Hi! I have a question: I’m wanting to make the dough one day and then refrigerate it to fill and steam the next day, would that cause the baozi to not turn out great or could I do that without worry? Thanks for the amazing recipe!!
Hi Mattie! The dough for this recipe cannot be stored overnight. If you want to prepare in advance, it’s best to cook the bao buns as instructed, then store them in the fridge for up to 3 days or freeze for up to 3 months. To reheat, simply steam them (without defrosting), and they’ll taste just as good as fresh!
Hello. I’m wondering what kind of yeast you used. Is it instant or active dry yeast?
I use instant dried yeast. Happy steaming, Jasmine!
Hi Wei, thank you for a brilliant recipe! I tried your tip for adding some corn flour to lower the gluten level of my flour and it worked really well!!
I have a question – every time I make baozi they get damp blotches after steaming (i.e. they are not opaque all over) – they are tasty and my family eats them no problem, but I would like them to look better and to be fluffy and white allover.
I kneaded the dough thoroughly, by hand, for about 15min.
You’re very welcome, Nadya! I’m so glad you found the corn flour tip helpful! For the damp blotches, try to roll the wrapper evenly and not too thin, so it can better withstand moisture from the filling. Letting the shaped baozi rest a little longer before steaming can also help improve their texture and appearance. Another option is to use the yeast + baking powder method (found in my post on Folded Bao Buns), which makes it easier to achieve the right texture.

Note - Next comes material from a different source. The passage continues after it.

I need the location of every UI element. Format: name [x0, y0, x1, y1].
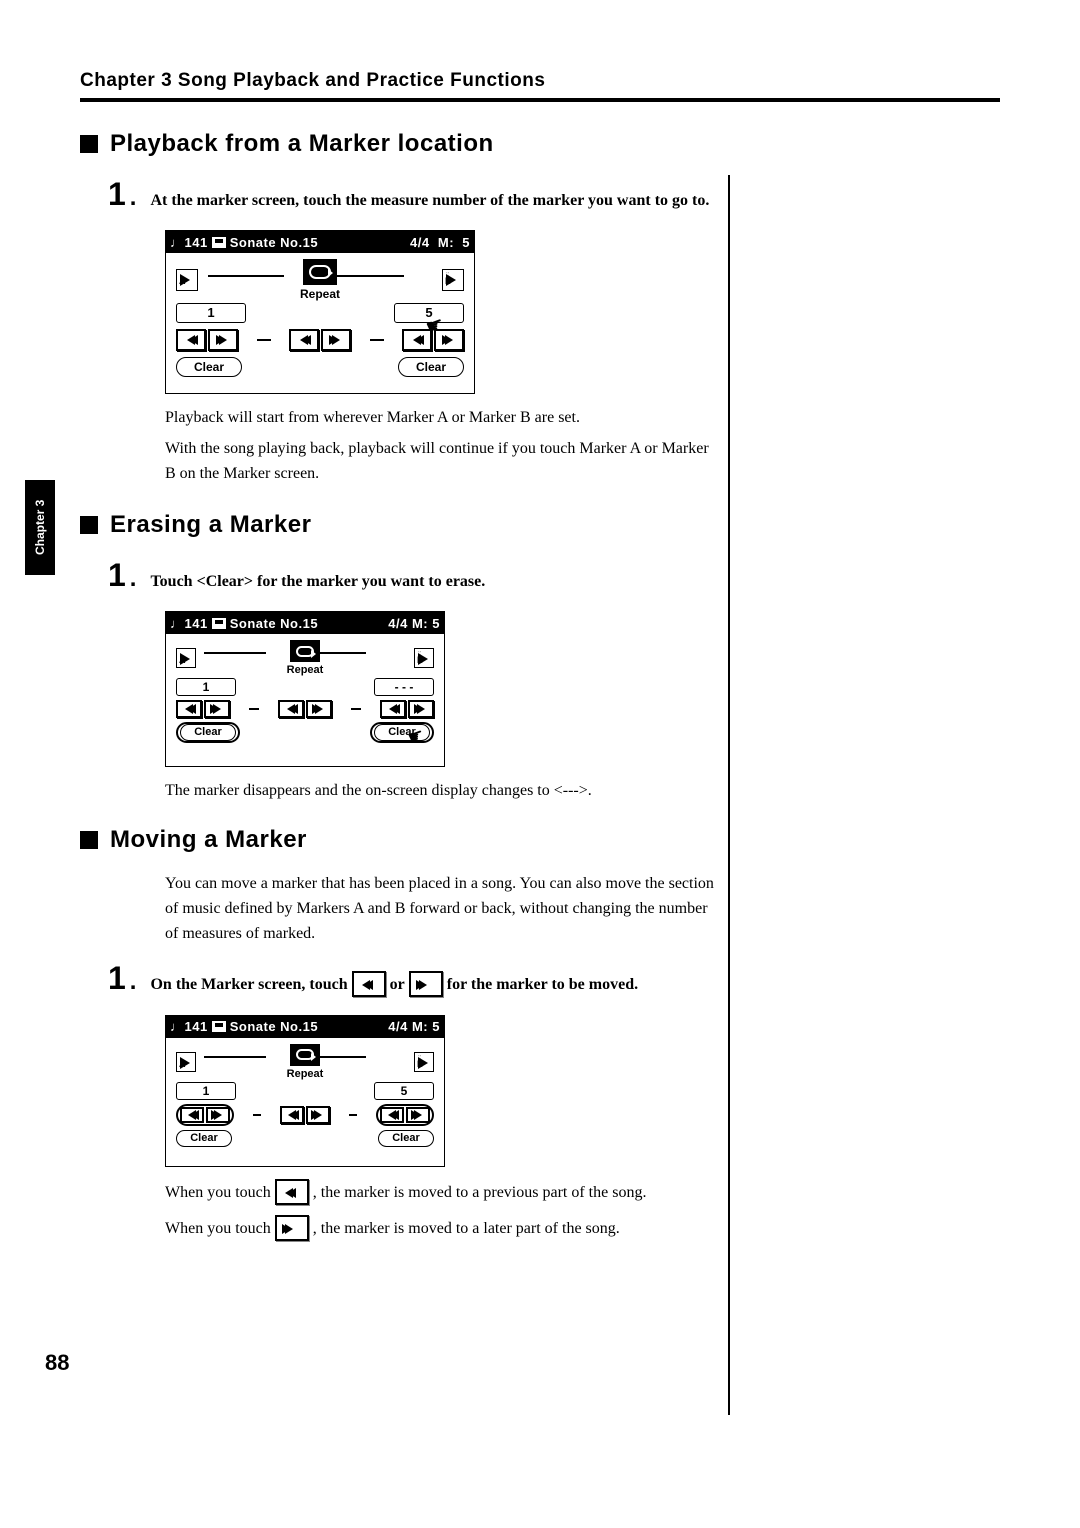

After these have been steamed the first time and cooled, can I freeze and re-steam for meals later in the week?
Yes, that’s the correct way to store and reheat the buns. Happy cooking!
This recipe is SO GOOOOODDD! Thank you for sharing this recipe
That’s wonderful to hear, Rose!
Oh my gosh, the accuracy of having to hold my breath before opening the lid. LOL. I couldn’t tell you how much has gone to waste in my many failed attempts. My buns mostly end up either wrinkled or they collapse. I am sooo happy I came across your recipe, hands down the best one and the easiest to follow.
Delighted to read your feedback, Mitch!
I’ve made bao buns before and have been disappointed with the dough, tough and chewy. Your recipe with its excellent detail has resulted in perfect bao – thank you so much!
My pleasure to share, Jen! Delight my recipe worked well for you.
These are delicious and easy to make. I consider them a healthy alternative to sausage rolls and pies! We love them!
Love your comparison, Deborah! So happy you enjoyed the recipe.
What is the diameter of the dough disk wrapper?
Around 4 inches/10 cm. Happy cooking, Deborah!
These are so good. I’ve tried and failed to make bao twice before, but third time was the charm! Your recipe is so easy to follow, they turned out so fluffy and with a chili oil sauce were amazing. I love bao but even the Asian grocer where I live wants $3.50 apiece for frozen ones, and the restaurants sell three for $15-17 and that is too much for me to get my fix. Homemade is much better on the wallet. I will need to practice my folding skills more, but I’m definitely going to be making a batch to keep in the freezer. Thank you for sharing your wonderful recipe!
You’re welcome Mary. Glad my recipe satisfied your craving.